Het duurde twee jaar maar dan heb je ook wat: het WRR-rapport over ontwikkelingshulp is verschenen. De titel (Minder pretentie, meer ambitie) doet wat vreemd aan, want aan ambitie heeft het Nederland zeker niet ontbroken de afgelopen decennia. Dat niet alle hulp even effectief is geweest, doet daar niets aan af. Het rapport is grotendeels een genoegen om te lezen, aangenaam van stijl en taal, diepgravend, onconventioneel en goed gedocumenteerd. Qua allure wedijvert het met ‘Een Wereld van Verschil’ en ‘Een Wereld in Geschil’ uit begin jaren 90, hoewel die beide rapporten van de hand van de toenmalige minister (Pronk) waren.
De auteurs hebben afstand gehouden van het gepolariseerde proza van de laatste jaren, waarin de conclusie (hulp helpt wel, hulp helpt niet) voorop leek te staan en de onderbouwing erbij werd gezocht. Dat neemt niet weg dat de WRR enkele harde noten kraakt ten aanzien van hulp, maar ook onderkent dat er geen Grote Theorie van Ontwikkeling is, dat hulp ‘dirty business’ is, dat de armste landen de klos zijn in een vrije wereldmarkt, dat de gemiste inkomsten door belastingontduiking door bedrijven hoger zijn dan de hulpbedragen zelf, dat ‘one size fits all’ benaderingen zoals de Washington Consensus niet werken, dat hulpinspanningen zich zeer moeilijk laten vertalen in macro-economische indicatoren, dat de complexiteit van hulp en ontwikkeling zich sowieso niet leent voor causale, laat staan lineaire modellen, en dat de ontwikkelingsparadigma’s elkaar in hoog tempo hebben opgevolgd, zonder ooit dicht bij de oplossing te zijn gekomen.
Het legitimeren van hulp vanuit moreel perspectief tegenover het collectieve eigenbelang is een zinvol onderscheid. Dat geldt ook voor het hieraan gekoppelde onderscheid tussen directe verbetering van levensomstandigheden (moreel), ontwikkeling in bredere zin bevorderen (mengvorm) en mondiale goederen veiligstellen (eigenbelang). De WRR pleit voor een beweging weg van armoedebestrijding in de richting van ontwikkeling, omdat er “afgerekend moet worden met mantra’s” en omdat armoede iets van nu is en ontwikkeling iets van straks. Hierbij anticipeert de WRR op een wereld die veel (>9 miljard) en vooral ook meer rijkere mensen herbergt in 2050. Dit gaat uit van het principe dat er eerst groei moet zijn en dat er pas daarna wat te verdelen valt. Het is een keuze, maar het laat de solidariteit los en dat weegt bij mij (te) zwaar. Maakt de WRR hier niet de fout die het de Wereldbank aanwrijft, namelijk het monomane denken in termen van Bruto Nationaal Produkt?
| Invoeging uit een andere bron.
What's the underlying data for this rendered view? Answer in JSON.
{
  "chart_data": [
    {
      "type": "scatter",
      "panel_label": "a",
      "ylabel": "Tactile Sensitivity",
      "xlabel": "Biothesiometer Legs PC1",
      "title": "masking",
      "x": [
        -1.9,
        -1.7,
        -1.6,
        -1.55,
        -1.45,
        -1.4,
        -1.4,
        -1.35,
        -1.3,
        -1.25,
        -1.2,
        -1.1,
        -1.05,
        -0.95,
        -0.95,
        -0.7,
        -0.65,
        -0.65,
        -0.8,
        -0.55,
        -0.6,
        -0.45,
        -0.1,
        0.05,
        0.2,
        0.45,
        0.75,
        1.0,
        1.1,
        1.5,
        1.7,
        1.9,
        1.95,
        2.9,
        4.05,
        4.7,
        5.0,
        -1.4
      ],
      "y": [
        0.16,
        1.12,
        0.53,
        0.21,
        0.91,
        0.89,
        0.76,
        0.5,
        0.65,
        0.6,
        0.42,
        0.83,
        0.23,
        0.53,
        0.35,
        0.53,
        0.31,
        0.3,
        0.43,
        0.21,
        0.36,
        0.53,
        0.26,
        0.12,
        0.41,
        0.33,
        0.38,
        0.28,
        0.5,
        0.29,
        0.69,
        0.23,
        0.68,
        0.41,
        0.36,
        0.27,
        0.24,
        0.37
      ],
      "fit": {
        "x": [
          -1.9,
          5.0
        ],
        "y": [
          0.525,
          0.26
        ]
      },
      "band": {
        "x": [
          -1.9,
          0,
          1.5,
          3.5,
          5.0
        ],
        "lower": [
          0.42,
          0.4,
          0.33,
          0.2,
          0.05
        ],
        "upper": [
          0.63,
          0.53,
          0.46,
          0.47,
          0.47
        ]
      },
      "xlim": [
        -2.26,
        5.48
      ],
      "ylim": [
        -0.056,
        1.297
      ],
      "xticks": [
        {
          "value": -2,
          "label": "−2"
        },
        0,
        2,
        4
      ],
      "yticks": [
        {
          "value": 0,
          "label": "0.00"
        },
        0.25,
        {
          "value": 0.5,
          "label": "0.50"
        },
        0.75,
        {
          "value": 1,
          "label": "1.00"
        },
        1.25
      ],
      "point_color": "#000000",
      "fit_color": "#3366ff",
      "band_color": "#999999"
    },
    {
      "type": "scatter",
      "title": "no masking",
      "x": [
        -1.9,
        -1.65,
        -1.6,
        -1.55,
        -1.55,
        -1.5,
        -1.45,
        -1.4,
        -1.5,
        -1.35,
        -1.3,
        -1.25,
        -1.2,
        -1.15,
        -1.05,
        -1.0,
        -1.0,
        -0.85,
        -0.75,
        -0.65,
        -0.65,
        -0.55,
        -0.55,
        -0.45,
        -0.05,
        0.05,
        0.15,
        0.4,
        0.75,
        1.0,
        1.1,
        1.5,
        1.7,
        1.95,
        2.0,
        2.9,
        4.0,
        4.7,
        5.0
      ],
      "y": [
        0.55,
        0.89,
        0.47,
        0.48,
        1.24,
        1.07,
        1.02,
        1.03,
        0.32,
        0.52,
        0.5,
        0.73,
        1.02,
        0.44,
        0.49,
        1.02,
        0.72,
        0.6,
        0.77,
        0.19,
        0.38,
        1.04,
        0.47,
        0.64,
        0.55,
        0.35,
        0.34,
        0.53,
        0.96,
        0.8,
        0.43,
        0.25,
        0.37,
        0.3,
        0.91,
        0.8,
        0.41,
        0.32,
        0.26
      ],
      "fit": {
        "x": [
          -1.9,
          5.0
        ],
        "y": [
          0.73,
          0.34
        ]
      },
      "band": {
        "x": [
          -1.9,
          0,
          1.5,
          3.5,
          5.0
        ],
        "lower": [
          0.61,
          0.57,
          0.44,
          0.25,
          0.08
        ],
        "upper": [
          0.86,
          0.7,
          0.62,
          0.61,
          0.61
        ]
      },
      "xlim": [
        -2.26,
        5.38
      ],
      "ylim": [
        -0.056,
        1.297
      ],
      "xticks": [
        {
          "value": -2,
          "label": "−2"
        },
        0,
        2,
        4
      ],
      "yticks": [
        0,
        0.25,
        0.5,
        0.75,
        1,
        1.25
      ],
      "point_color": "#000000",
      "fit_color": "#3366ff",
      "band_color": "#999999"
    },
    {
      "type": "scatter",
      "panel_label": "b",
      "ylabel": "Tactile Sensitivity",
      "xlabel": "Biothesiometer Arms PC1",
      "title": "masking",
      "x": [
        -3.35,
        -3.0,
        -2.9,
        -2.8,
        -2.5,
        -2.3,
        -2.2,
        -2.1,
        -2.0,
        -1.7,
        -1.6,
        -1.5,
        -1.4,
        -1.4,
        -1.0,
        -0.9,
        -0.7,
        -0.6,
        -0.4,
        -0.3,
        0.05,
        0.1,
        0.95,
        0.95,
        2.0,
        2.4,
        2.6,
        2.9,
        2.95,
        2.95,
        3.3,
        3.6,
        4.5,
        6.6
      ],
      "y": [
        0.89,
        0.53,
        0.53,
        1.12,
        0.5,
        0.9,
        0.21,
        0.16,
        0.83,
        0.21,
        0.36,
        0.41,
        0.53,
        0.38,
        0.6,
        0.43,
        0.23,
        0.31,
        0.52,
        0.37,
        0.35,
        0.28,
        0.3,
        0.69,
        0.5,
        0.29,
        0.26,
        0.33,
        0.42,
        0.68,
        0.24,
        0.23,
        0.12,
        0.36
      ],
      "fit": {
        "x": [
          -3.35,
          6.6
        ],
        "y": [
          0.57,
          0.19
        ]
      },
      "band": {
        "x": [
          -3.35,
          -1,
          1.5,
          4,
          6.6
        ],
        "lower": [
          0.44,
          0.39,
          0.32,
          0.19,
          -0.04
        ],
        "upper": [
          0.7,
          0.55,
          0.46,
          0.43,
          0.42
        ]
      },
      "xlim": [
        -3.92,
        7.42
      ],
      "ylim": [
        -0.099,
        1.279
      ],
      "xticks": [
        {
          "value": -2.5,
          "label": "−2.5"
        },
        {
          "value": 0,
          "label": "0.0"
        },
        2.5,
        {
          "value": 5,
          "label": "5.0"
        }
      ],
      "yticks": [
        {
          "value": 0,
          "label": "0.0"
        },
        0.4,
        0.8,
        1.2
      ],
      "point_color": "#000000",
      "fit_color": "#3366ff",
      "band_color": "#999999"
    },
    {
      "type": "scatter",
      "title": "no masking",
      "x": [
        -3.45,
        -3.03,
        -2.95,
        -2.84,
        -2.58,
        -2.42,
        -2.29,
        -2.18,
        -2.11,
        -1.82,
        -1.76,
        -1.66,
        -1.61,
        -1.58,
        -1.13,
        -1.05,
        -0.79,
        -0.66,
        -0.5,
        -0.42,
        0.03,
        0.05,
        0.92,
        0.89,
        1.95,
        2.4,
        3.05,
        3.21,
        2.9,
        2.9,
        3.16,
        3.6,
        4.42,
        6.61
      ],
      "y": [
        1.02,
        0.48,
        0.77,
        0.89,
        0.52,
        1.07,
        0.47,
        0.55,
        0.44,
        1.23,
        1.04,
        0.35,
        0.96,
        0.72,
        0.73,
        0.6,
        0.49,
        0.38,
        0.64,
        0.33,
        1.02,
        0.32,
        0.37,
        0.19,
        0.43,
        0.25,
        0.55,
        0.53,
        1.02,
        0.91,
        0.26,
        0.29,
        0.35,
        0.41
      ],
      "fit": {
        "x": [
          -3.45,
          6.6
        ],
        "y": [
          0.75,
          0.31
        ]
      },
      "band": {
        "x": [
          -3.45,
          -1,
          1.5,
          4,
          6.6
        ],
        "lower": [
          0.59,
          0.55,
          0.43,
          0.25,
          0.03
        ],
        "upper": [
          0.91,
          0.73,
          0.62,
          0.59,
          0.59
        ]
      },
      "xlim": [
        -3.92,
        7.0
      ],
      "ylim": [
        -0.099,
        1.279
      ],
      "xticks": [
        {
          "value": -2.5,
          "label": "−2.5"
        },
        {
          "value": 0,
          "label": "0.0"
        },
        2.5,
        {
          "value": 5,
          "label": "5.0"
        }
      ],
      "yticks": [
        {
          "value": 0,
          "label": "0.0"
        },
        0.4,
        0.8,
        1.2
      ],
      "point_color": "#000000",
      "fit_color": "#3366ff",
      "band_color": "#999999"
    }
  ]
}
Het onderscheid tussen hulpbesteding aan productieve en ‘palliatieve’ sectoren, zoals de WRR het uitdrukt, wordt zwaar aangezet. Hoewel de argumenten tegen slecht doordachte hulp voor basiseducatie evident zijn, moet de keuze voor deze sector niet te snel bij het oud vuil gezet worden. Sommige bestedingen renderen pas op lange termijn, wat de WRR elders in het rapport zelf ook aangeeft. De ‘impact’ waar de WRR op hamert, wordt bij onderwijs pas een generatie later gerealiseerd. Basisonderwijs wegzetten als niet bijdragend aan groei lijkt me te kort door de bocht. Voor landbouw, dat weer uit de mottenballen wordt gehaald als productieve sector, kan het omgekeerde worden beweerd: vaak leidt hogere landbouwproductie tot het lenigen van ondervoeding op het eigen bedrijf. De meerproductie wordt dan consumptief aangewend, komt niet op de markt en is net zo goed palliatief te noemen als onderwijs en drinkwatervoorziening.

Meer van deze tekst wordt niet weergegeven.